For the purposes of full disclosure it should be noted that I receive a pension from the state of California, it is not what you would consider obscene, I left way before it entered that realm because I valued my time over that of a bigger payoff.

Some background is in order. It use to be that working for the government, being a civil service employee was an attractive position, not for the pay which was always meager but for the benefits. And probably the biggest benefit was the ability to secure a pension after a prescribed amount of years of service. It first originated in the military but later spread to other civil service positions. If it is not already obvious, the beauty of getting a pension is that you never had to worry about it’s vitality and health, when you retired it would be there for you.

But in the last 20 years or so, unions have upped the ante. They manipulated the formulas through their collective bargaining powers and put and even bigger drag on the municipality for pension maintenance. This can be done in a number of ways. Specific contributions can be massaged, how much if anything the employee contributes. The formulas can also be jiggered. When Arnold was running for governor here in California, the incumbent, Gray Davis, was in a pickle and was willing to bargain with union bosses for their support in the upcoming election. He gave my agency a new pension formula, 3% at 50 (meaning that for every year of service the employee would get 3% of his highest one year salary, so he did 30 years then he would be guaranteed 90% of his salary for life). This was absolutely unheard of at the time (we were the only one in the nation that had this, over the years other agencies in other states have duplicated this coupe) but desperate times called for desperate measures and he gave up the farm for a little security, which ultimately did not help him anyway.

Atlanta is trying to move all new employees over to a 401K plan, meaning that the employee can deduct a certain amount out of his paycheck each month tax free into a retirement account, that account which would be managed by the employee, he would have to decide asset allocation, stocks, bonds, treasuries, or money market funds. The employee would also be placed into the social security system, paying FICA taxes each month as well. With a 401K plan (unknown at this time whether Atlanta would provide matching funds, doubtful) the ultimate payoff depends on how well the money was invested, nothing would be guaranteed.

The unions are spitting mad over this:

The highest-profile fight came in Wisconsin, where Republican Gov. Scott Walker signed a law forcing public employees to contribute 5.8% of their salaries to their pensions and pay at least 12.6% of their health care premiums. They will have reduced ability to bargain for wages.

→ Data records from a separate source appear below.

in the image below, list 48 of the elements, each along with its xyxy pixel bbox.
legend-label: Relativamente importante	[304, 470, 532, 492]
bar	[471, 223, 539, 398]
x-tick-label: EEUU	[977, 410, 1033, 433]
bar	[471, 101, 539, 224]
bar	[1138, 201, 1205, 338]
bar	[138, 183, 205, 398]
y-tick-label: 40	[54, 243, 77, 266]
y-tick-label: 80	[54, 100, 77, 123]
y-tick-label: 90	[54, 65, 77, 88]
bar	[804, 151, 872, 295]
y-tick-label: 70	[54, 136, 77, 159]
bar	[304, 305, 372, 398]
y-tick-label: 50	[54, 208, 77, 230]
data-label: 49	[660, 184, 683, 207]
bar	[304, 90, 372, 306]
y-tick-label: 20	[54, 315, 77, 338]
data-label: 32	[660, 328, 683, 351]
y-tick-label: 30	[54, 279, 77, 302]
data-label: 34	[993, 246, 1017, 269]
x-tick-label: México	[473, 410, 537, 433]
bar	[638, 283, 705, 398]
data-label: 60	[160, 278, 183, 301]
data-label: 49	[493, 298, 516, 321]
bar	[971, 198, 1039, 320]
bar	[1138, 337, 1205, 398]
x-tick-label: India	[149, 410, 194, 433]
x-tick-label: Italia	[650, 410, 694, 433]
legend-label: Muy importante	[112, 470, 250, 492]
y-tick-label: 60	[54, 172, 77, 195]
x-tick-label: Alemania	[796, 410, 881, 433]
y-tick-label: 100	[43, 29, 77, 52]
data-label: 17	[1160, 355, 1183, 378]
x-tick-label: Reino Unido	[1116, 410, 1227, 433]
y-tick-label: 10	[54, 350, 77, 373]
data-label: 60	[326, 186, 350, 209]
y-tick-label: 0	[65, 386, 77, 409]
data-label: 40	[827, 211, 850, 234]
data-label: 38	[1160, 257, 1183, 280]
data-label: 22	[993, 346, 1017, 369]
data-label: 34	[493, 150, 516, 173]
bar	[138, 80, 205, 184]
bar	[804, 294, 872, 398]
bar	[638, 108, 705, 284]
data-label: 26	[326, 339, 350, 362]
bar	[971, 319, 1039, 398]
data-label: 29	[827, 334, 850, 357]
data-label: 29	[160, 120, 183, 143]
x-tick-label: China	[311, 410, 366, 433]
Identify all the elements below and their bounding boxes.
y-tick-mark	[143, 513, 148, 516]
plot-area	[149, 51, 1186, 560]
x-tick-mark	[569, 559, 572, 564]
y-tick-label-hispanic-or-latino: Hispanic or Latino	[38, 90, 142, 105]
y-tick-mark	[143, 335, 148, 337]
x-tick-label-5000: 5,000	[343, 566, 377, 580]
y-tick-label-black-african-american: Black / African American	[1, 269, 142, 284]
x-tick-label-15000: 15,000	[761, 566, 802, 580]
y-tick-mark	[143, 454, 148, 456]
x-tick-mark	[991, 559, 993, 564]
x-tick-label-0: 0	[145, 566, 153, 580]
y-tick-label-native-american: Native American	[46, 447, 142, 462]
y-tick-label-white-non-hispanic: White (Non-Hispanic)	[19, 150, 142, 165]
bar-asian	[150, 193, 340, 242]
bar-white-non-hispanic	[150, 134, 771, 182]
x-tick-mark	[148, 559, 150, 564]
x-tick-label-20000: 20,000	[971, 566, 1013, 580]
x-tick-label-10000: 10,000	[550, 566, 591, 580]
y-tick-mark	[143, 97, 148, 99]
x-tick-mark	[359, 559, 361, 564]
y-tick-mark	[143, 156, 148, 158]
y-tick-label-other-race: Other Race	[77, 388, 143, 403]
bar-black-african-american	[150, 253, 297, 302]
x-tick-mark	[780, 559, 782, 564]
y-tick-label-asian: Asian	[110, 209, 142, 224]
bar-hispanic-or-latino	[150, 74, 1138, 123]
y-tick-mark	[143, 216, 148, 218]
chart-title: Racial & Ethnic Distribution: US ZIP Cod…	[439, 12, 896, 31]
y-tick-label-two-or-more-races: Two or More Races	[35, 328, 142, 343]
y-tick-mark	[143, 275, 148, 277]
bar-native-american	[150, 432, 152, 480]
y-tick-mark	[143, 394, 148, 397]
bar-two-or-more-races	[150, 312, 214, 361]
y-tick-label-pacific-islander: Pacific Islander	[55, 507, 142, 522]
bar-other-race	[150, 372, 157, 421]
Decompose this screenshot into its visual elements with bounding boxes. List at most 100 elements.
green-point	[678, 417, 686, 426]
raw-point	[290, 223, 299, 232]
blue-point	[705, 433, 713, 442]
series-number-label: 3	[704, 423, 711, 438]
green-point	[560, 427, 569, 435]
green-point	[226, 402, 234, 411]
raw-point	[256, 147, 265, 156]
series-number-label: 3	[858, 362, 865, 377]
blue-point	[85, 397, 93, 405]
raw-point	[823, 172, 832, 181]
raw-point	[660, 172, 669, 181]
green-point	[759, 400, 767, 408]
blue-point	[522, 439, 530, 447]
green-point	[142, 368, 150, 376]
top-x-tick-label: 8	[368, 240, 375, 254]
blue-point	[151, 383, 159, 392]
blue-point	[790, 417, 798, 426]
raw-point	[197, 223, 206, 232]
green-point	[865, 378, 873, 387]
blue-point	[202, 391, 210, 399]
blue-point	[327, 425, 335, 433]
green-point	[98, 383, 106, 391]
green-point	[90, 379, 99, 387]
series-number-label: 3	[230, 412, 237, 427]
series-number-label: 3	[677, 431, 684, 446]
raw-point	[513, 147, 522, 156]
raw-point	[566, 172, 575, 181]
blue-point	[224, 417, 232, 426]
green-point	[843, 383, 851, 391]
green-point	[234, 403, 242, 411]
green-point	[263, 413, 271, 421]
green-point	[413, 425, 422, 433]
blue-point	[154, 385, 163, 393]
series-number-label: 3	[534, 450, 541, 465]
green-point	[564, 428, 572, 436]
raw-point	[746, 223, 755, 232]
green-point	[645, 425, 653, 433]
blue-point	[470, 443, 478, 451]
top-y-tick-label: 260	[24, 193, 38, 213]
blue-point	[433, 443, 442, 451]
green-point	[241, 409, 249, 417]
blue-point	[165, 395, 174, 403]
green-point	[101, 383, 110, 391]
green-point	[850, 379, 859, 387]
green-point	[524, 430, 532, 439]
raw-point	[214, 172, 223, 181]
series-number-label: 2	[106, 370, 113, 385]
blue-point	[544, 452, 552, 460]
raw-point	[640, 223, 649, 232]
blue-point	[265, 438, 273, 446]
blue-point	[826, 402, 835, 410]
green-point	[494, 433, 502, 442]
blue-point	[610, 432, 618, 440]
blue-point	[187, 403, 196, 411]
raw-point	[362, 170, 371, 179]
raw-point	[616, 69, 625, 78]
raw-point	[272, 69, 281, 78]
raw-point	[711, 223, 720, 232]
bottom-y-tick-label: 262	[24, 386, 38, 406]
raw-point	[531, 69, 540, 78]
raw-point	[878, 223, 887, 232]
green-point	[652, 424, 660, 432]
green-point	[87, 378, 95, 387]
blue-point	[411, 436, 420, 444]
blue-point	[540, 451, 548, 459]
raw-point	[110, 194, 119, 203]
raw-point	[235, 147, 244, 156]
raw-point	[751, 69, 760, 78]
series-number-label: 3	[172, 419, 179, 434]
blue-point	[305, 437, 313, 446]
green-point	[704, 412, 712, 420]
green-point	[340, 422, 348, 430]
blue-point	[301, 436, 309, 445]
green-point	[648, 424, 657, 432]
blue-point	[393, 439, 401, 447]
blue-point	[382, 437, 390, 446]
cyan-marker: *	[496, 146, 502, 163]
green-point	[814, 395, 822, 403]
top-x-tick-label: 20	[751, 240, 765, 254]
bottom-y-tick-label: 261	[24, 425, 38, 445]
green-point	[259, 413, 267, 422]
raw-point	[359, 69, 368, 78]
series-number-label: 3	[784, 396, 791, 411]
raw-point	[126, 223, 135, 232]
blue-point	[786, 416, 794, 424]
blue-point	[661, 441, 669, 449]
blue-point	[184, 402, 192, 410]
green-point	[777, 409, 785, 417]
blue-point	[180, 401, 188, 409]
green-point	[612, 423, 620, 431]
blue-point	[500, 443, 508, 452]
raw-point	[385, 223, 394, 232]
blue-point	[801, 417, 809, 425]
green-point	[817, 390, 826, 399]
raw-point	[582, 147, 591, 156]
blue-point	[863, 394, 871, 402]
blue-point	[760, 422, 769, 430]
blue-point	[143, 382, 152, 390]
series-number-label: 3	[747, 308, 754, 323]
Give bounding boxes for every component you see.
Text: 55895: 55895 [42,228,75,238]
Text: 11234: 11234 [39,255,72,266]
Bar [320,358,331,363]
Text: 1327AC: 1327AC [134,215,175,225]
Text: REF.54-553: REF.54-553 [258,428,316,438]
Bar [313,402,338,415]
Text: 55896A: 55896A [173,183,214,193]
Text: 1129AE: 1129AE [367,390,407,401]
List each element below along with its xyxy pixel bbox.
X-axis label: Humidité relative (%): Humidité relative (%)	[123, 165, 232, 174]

On Monday in Florida, the state’s 140,000-member teachers union filed suit against Gov. Rick Scott, also a Republican, to block a law requiring public employees to contribute 3% of their salaries to their retirement plans.

This is what I mean when I described past manipulations. Through collective bargaining the percentages the employee had to pay into both his pension and medical insurance has become smaller and smaller to the point where many don’t pay anything, totally ridiculous. So now, when asked to pay something, they scream like stuck pigs.

Realizing the folly and insolvency of the program years ago, I planned my finances so that if the state went bankrupt tomorrow and I was told that my pension was no longer viable, I would still be fine. I knew it would not be around forever, it couldn’t, that is the reality. Another reality is that the whole idea of pensions has to be rethought. I would expect those in the military to be left alone, they deserve every penny they get, but for everyone else? Pensions are a thing of the past, unless formulas can be worked out so that employee contributions alone (no state obligations) can make them work. If the unions don’t want their precious pensions taken away then they better stop their yammering about the unfairness of them having to pay pennies on the dollar for their future welfare.